U* SpeedupU* attracted my attention
when whartung was testing NUMBER. Later I took a close look at dclxvi's multipy routines above, and I noticed a significant optimization used there.
U* involves
four bytes of data getting repeatedly shifted. But dclxvi keeps only three bytes in memory, and the remaining byte is held in the Accumulator (which of course can be shifted more quickly). The 4~ speedup nets a total saving of 64~ when all 16 iterations of the loop are considered. I like it!
My own
U* (below) copies that technique and adds a trick of its own. Shifting still uses a combination of memory and the accumulator. But
instead of four bytes of data all getting shifted 16 times, there's a three-byte subset that gets shifted 8 times and then a different three-byte subset shifted 8 times.

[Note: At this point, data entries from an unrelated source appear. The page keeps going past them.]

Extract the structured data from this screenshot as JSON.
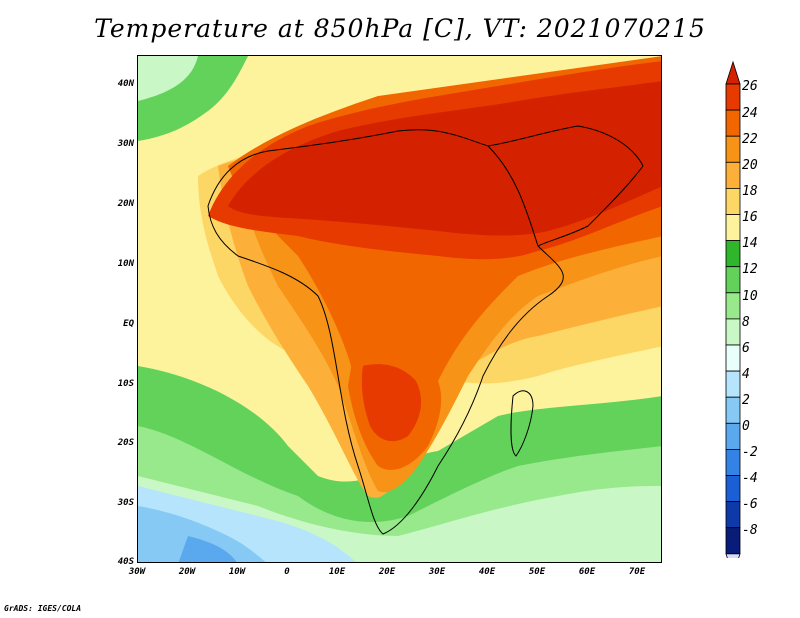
{
  "title": "Temperature at 850hPa [C], VT: 2021070215",
  "credit": "GrADS: IGES/COLA",
  "lat_labels": [
    "40N",
    "30N",
    "20N",
    "10N",
    "EQ",
    "10S",
    "20S",
    "30S",
    "40S"
  ],
  "lon_labels": [
    "30W",
    "20W",
    "10W",
    "0",
    "10E",
    "20E",
    "30E",
    "40E",
    "50E",
    "60E",
    "70E"
  ],
  "colorbar": {
    "labels": [
      "26",
      "24",
      "22",
      "20",
      "18",
      "16",
      "14",
      "12",
      "10",
      "8",
      "6",
      "4",
      "2",
      "0",
      "-2",
      "-4",
      "-6",
      "-8"
    ],
    "colors": [
      "#d42200",
      "#e63a00",
      "#f26600",
      "#f79316",
      "#fcb03a",
      "#fdd766",
      "#fef39d",
      "#2fb62b",
      "#62d25b",
      "#98e88c",
      "#c9f7c5",
      "#e8fffb",
      "#b5e4fc",
      "#86c9f5",
      "#5aa8ee",
      "#3383e6",
      "#1b5fd6",
      "#0d3aa8",
      "#091c7a",
      "#d7dcfa"
    ]
  },
  "map": {
    "region": "Africa, Arabia and adjacent oceans",
    "lon_range": [
      -30,
      75
    ],
    "lat_range": [
      -40,
      46
    ],
    "variable": "Temperature at 850hPa",
    "units": "C"
  }
}
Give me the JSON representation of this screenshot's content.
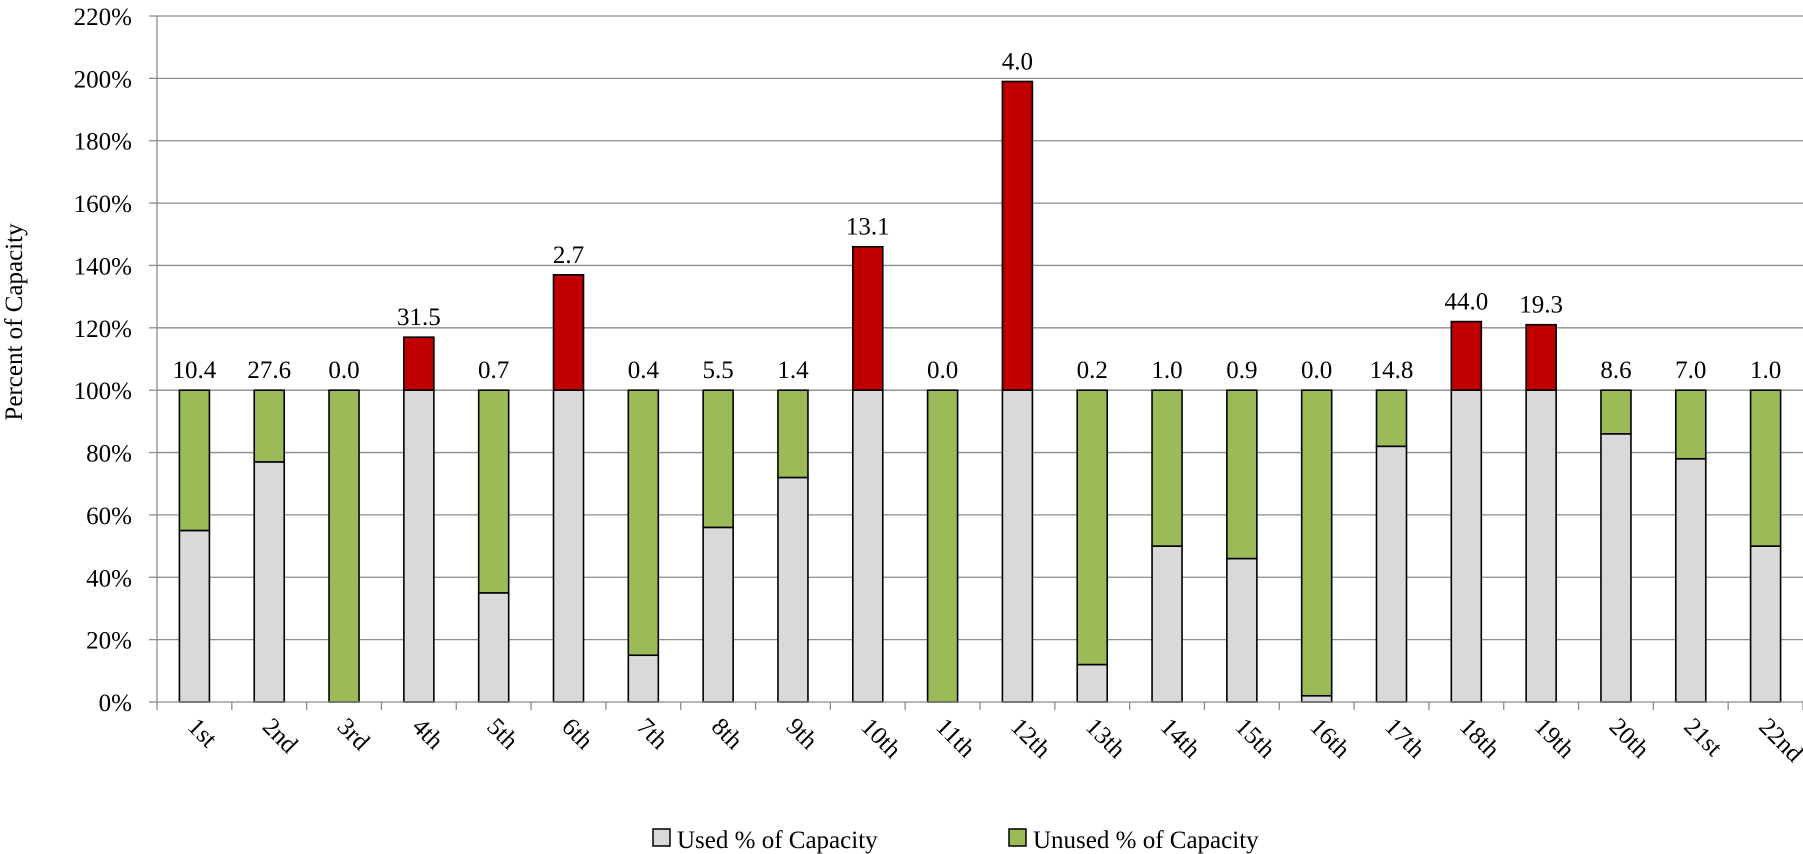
{
  "chart_data": {
    "type": "bar",
    "stacked": true,
    "categories": [
      "1st",
      "2nd",
      "3rd",
      "4th",
      "5th",
      "6th",
      "7th",
      "8th",
      "9th",
      "10th",
      "11th",
      "12th",
      "13th",
      "14th",
      "15th",
      "16th",
      "17th",
      "18th",
      "19th",
      "20th",
      "21st",
      "22nd"
    ],
    "series": [
      {
        "name": "Used % of Capacity",
        "color": "#d9d9d9",
        "values": [
          55,
          77,
          0,
          100,
          35,
          100,
          15,
          56,
          72,
          100,
          0,
          100,
          12,
          50,
          46,
          2,
          82,
          100,
          100,
          86,
          78,
          50
        ]
      },
      {
        "name": "Unused % of Capacity",
        "color": "#9bbb59",
        "values": [
          45,
          23,
          100,
          0,
          65,
          0,
          85,
          44,
          28,
          0,
          100,
          0,
          88,
          50,
          54,
          98,
          18,
          0,
          0,
          14,
          22,
          50
        ]
      },
      {
        "name": "",
        "color": "#c00000",
        "values": [
          0,
          0,
          0,
          17,
          0,
          37,
          0,
          0,
          0,
          46,
          0,
          99,
          0,
          0,
          0,
          0,
          0,
          22,
          21,
          0,
          0,
          0
        ]
      }
    ],
    "data_labels": [
      "10.4",
      "27.6",
      "0.0",
      "31.5",
      "0.7",
      "2.7",
      "0.4",
      "5.5",
      "1.4",
      "13.1",
      "0.0",
      "4.0",
      "0.2",
      "1.0",
      "0.9",
      "0.0",
      "14.8",
      "44.0",
      "19.3",
      "8.6",
      "7.0",
      "1.0"
    ],
    "ylabel": "Percent of Capacity",
    "ylim": [
      0,
      220
    ],
    "yticks": [
      0,
      20,
      40,
      60,
      80,
      100,
      120,
      140,
      160,
      180,
      200,
      220
    ],
    "ytick_labels": [
      "0%",
      "20%",
      "40%",
      "60%",
      "80%",
      "100%",
      "120%",
      "140%",
      "160%",
      "180%",
      "200%",
      "220%"
    ],
    "grid": true,
    "legend": "bottom"
  }
}
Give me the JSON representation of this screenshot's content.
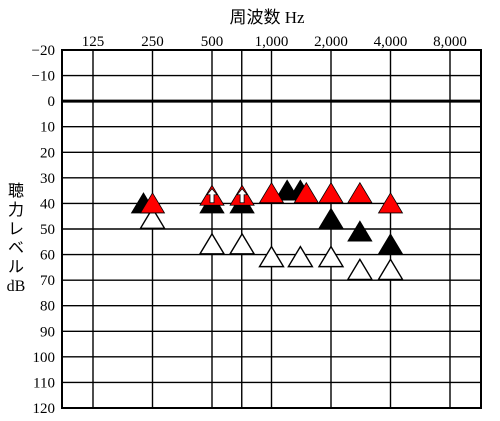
{
  "chart_data": {
    "type": "scatter",
    "title": "周波数 Hz",
    "ylabel": "聴力レベル dB",
    "xlabel": "",
    "x_ticks": [
      "125",
      "250",
      "500",
      "1,000",
      "2,000",
      "4,000",
      "8,000"
    ],
    "y_ticks": [
      "−20",
      "−10",
      "0",
      "10",
      "20",
      "30",
      "40",
      "50",
      "60",
      "70",
      "80",
      "90",
      "100",
      "110",
      "120"
    ],
    "ylim": [
      -20,
      120
    ],
    "y_inverted": true,
    "x_scale": "log2-octave",
    "reference_line_db": 0,
    "series": [
      {
        "marker": "filled-black-triangle",
        "color": "#000000",
        "points": [
          {
            "x": 225,
            "y": 40
          },
          {
            "x": 500,
            "y": 40
          },
          {
            "x": 710,
            "y": 40
          },
          {
            "x": 1200,
            "y": 35
          },
          {
            "x": 1400,
            "y": 35
          },
          {
            "x": 2000,
            "y": 46
          },
          {
            "x": 2800,
            "y": 51
          },
          {
            "x": 4000,
            "y": 56
          }
        ]
      },
      {
        "marker": "filled-red-triangle",
        "color": "#ff0000",
        "points": [
          {
            "x": 250,
            "y": 40
          },
          {
            "x": 500,
            "y": 37
          },
          {
            "x": 710,
            "y": 37
          },
          {
            "x": 1000,
            "y": 36
          },
          {
            "x": 1500,
            "y": 36
          },
          {
            "x": 2000,
            "y": 36
          },
          {
            "x": 2800,
            "y": 36
          },
          {
            "x": 4000,
            "y": 40
          }
        ]
      },
      {
        "marker": "open-triangle",
        "color": "#000000",
        "points": [
          {
            "x": 250,
            "y": 46
          },
          {
            "x": 500,
            "y": 56
          },
          {
            "x": 710,
            "y": 56
          },
          {
            "x": 1000,
            "y": 61
          },
          {
            "x": 1400,
            "y": 61
          },
          {
            "x": 2000,
            "y": 61
          },
          {
            "x": 2800,
            "y": 66
          },
          {
            "x": 4000,
            "y": 66
          }
        ]
      }
    ],
    "arrows": [
      {
        "x": 500,
        "y": 37
      },
      {
        "x": 710,
        "y": 37
      }
    ]
  }
}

- the first 8 shifts are A -> N -> 2,X
- the final 8 shifts are A -> N -> 3,X
This is illustrated visually in the following post; see the third of the three
animations.
( Edit: In 2021 I did an '816 version of the modified-shift multiply and posted it in
this thread. It accepts two 32-bit operands and produces a 64-bit result.)
Execution time improves by about 80 cycles -- and memory usage swells by 19 bytes.
Code:
;
; U*
;
; based on Bruce Clark's UM*
; http://forum.6502.org/viewtopic.php?p=4389#p4389
; Shifting strategy modified for speed - JWL
L386 .BYTE $82,'U',$AA
.WORD L365 ; link to CMOVE
USTAR .WORD *+2
CLC ;it's OK to omit the CLC if NEXT leaves C clear. *Implementation Dependent*
LDA 0,X ;Copy TOS value to N+2,N+3. To eliminate CLC inside the loop, the
SBC #0 ;value at N+2,N+3 is reduced by 1 in advance. Note: in this U*
STA N+2 ;special accommodation is mandatory for the case of TOS = 0.
LDA 1,X
SBC #0
BCC UST_Z ;TOS = 0? Mandatory special treatment for this
STA N+3
TYA ;Set A=0. Assumes NEXT has left Y=0. *Implementation Dependent*
STA N ;16 bits of zero in A, N
; Note: First 8 shifts are A -> N -> 2,X
; Final 8 shifts are A -> N -> 3,X
STX N+4 ;tested later for exit from outer loop
DEX ;bias applied to X
DEX
UST_OUTLP LDY #8 ;count for inner loop
LSR 4,X ;think "2,x" then later "3,X"
UST_INLP BCC UST_NOADD
STA N+1 ;Save time, don't CLC. Value in N+2,N+3 is reduced by 1 to allow this
LDA N
ADC N+2
STA N
LDA N+1
ADC N+3
UST_NOADD ROR A ;shift
ROR N
ROR 4,X ;think "2,x" then later "3,X"
DEY
BNE UST_INLP ;go back for 1 more shift?
INX
CPX N+4
BNE UST_OUTLP ;go back for 8 more shifts?
STA 1,X ;ms byte of hi-word of result
LDA N
STA 0,X ;ls byte of hi-word of result
UST_EXIT JMP NEXT
UST_Z STY 2,X ;Assumes NEXT has left Y=0. *Implementation Dependent*
STY 3,X
BCC UST_EXIT
dclxvi wrote:
The PHA and PLA could be replaced by the slightly faster STA N+1 and LDA N+1.
The CLC can be eliminated, which will make UM* longer, but faster in most cases.
I've used these ideas as well, with a shorter solution to the CLC business.
As a test, I wrote and ran a looping routine that multiplies every possible combination of operands -- IOW it does 2^32 multiplications. Other code in the loop uses
addition to separately keep track of what the multiplication result ought to be.
The test routine revealed some erroneous results, which I fixed by adding the
BCC UST_Z etc. This causes an early exit for cases in which TOS=0. Note that this is
not just a speedup tactic! The trick of reducing the value at N+2,N+3 by 1 in advance fails when the value is "reduced" from 0 to $FFFF.
-- Jeff
Edit: Clarify credit for dclxvi. Also misc. tweaks. 2021: add link to other thread.